Would it be possible to change existing text by reading the content of $Text into (say) $MyText, delete it from $Text, alter $TextColor and $TextFont, and then put the text from $MyText into $Text? That might be a way to achieve what the OP wanted…

It’s certainly possible, though you’d lose bold for emphasis, italics for foreign terms and titles, and so forth.

Select All and Format ▸ Standard Font will do this manually as well; each has a handy shortcut.

Strings are plain text. $Text is the outlier in being styled. So, a String can’t hold styled $Text.

The problem with rules #1 and #2 is user’s consistently don’t understand that. If the user changes some aspect of the $Text font (colour/size/etc.), it is repeatedly clear they expect—albeit without explaining how the app would know—to change the correct parts of $Text to the new values.

If the existing Text is all in the same style, then the latter seems easy. But in reality, the $Text may be using different fonts, font faces (for bold/italic), have size differences, colour difference, highlighted (background) sections. If so, what changes and what doesn’t?

I can’t escape the notion that what user’s want/expect to happen is a change to $TextFont/Color/Size changes that aspect for all of current $Text. In most simple cases this will work nicely. Of course if the note has sections of $Text with a non-default colour applied and $TextColor were to be changed, in this imagined usage, all text changes colour. To do otherwise, Tinderbox would need to know the previous (and now overwritten) ‘base’ colour/size/etc. Despite that edge case it seems a far more understandable case that a change to $TextColor having no effect at all as that that definitely is not the user’s intent (if it doesn’t work, why allow the change?).

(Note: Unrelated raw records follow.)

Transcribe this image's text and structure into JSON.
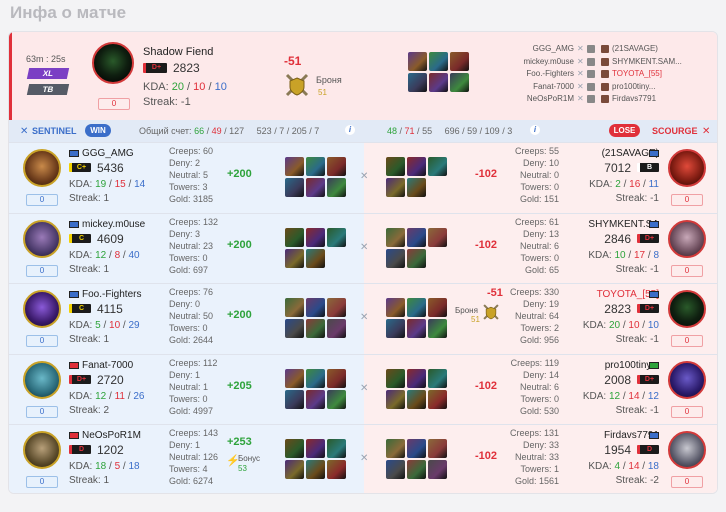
{
  "title": "Инфа о матче",
  "header": {
    "duration": "63m : 25s",
    "tag_xl": "XL",
    "tag_tb": "TB",
    "hero": "Shadow Fiend",
    "rank_badge": "D+",
    "mmr": "2823",
    "kda_label": "KDA:",
    "kda": [
      "20",
      "10",
      "10"
    ],
    "streak": "Streak: -1",
    "zero_badge": "0",
    "delta": "-51",
    "armor_label": "Броня",
    "armor_value": "51",
    "players_left": [
      "GGG_AMG",
      "mickey.m0use",
      "Foo.-Fighters",
      "Fanat-7000",
      "NeOsPoR1M"
    ],
    "players_right": [
      "(21SAVAGE)",
      "SHYMKENT.SAM...",
      "TOYOTA_[55]",
      "pro100tiny...",
      "Firdavs7791"
    ]
  },
  "summary": {
    "sentinel_label": "SENTINEL",
    "win_label": "WIN",
    "total_label": "Общий счет:",
    "left_kda": [
      "66",
      "49",
      "127"
    ],
    "left_totals": [
      "523",
      "7",
      "205",
      "7"
    ],
    "right_kda": [
      "48",
      "71",
      "55"
    ],
    "right_totals": [
      "696",
      "59",
      "109",
      "3"
    ],
    "lose_label": "LOSE",
    "scourge_label": "SCOURGE",
    "info_glyph": "i"
  },
  "rows": [
    {
      "left": {
        "name": "GGG_AMG",
        "rank": "C+",
        "mmr": "5436",
        "kda": [
          "19",
          "15",
          "14"
        ],
        "streak": "Streak: 1",
        "badge": "0",
        "stats": [
          "Creeps: 60",
          "Deny: 2",
          "Neutral: 5",
          "Towers: 3",
          "Gold: 3185"
        ],
        "delta": "+200"
      },
      "right": {
        "name": "(21SAVAGE)",
        "rank": "B",
        "mmr": "7012",
        "kda": [
          "2",
          "16",
          "11"
        ],
        "streak": "Streak: -1",
        "badge": "0",
        "stats": [
          "Creeps: 55",
          "Deny: 10",
          "Neutral: 0",
          "Towers: 0",
          "Gold: 151"
        ],
        "delta": "-102"
      }
    },
    {
      "left": {
        "name": "mickey.m0use",
        "rank": "C",
        "mmr": "4609",
        "kda": [
          "12",
          "8",
          "40"
        ],
        "streak": "Streak: 1",
        "badge": "0",
        "stats": [
          "Creeps: 132",
          "Deny: 3",
          "Neutral: 23",
          "Towers: 0",
          "Gold: 697"
        ],
        "delta": "+200"
      },
      "right": {
        "name": "SHYMKENT.SA",
        "rank": "D+",
        "mmr": "2846",
        "kda": [
          "10",
          "17",
          "8"
        ],
        "streak": "Streak: -1",
        "badge": "0",
        "stats": [
          "Creeps: 61",
          "Deny: 13",
          "Neutral: 6",
          "Towers: 0",
          "Gold: 65"
        ],
        "delta": "-102"
      }
    },
    {
      "left": {
        "name": "Foo.-Fighters",
        "rank": "C",
        "mmr": "4115",
        "kda": [
          "5",
          "10",
          "29"
        ],
        "streak": "Streak: 1",
        "badge": "0",
        "stats": [
          "Creeps: 76",
          "Deny: 0",
          "Neutral: 50",
          "Towers: 0",
          "Gold: 2644"
        ],
        "delta": "+200"
      },
      "right": {
        "name": "TOYOTA_[55]",
        "rank": "D+",
        "mmr": "2823",
        "kda": [
          "20",
          "10",
          "10"
        ],
        "streak": "Streak: -1",
        "badge": "0",
        "stats": [
          "Creeps: 330",
          "Deny: 19",
          "Neutral: 64",
          "Towers: 2",
          "Gold: 956"
        ],
        "delta": "-51",
        "armor_label": "Броня",
        "armor_value": "51"
      }
    },
    {
      "left": {
        "name": "Fanat-7000",
        "rank": "D+",
        "mmr": "2720",
        "kda": [
          "12",
          "11",
          "26"
        ],
        "streak": "Streak: 2",
        "badge": "0",
        "stats": [
          "Creeps: 112",
          "Deny: 1",
          "Neutral: 1",
          "Towers: 0",
          "Gold: 4997"
        ],
        "delta": "+205"
      },
      "right": {
        "name": "pro100tiny...",
        "rank": "D+",
        "mmr": "2008",
        "kda": [
          "12",
          "14",
          "12"
        ],
        "streak": "Streak: -1",
        "badge": "0",
        "stats": [
          "Creeps: 119",
          "Deny: 14",
          "Neutral: 6",
          "Towers: 0",
          "Gold: 530"
        ],
        "delta": "-102"
      }
    },
    {
      "left": {
        "name": "NeOsPoR1M",
        "rank": "D",
        "mmr": "1202",
        "kda": [
          "18",
          "5",
          "18"
        ],
        "streak": "Streak: 1",
        "badge": "0",
        "stats": [
          "Creeps: 143",
          "Deny: 1",
          "Neutral: 126",
          "Towers: 4",
          "Gold: 6274"
        ],
        "delta": "+253",
        "bonus_label": "Бонус",
        "bonus_value": "53"
      },
      "right": {
        "name": "Firdavs7791",
        "rank": "D",
        "mmr": "1954",
        "kda": [
          "4",
          "14",
          "18"
        ],
        "streak": "Streak: -2",
        "badge": "0",
        "stats": [
          "Creeps: 131",
          "Deny: 33",
          "Neutral: 33",
          "Towers: 1",
          "Gold: 1561"
        ],
        "delta": "-102"
      }
    }
  ],
  "colors": {
    "accent_red": "#e0303a",
    "accent_green": "#2ea33b",
    "accent_blue": "#3b6ec9"
  }
}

Yeah, I think many users - def this one - naturally think that setting text attributes at note level would be basically the same as select all > format > font/color etc…

1 Like

Thanks for the tip. My issues with changing text colors occurred when I was copy and pasting notes out of an old Tinderbox file (that has a white background and black text) into my new document with a dark background and white text. Using the apply standard font fixed my problems.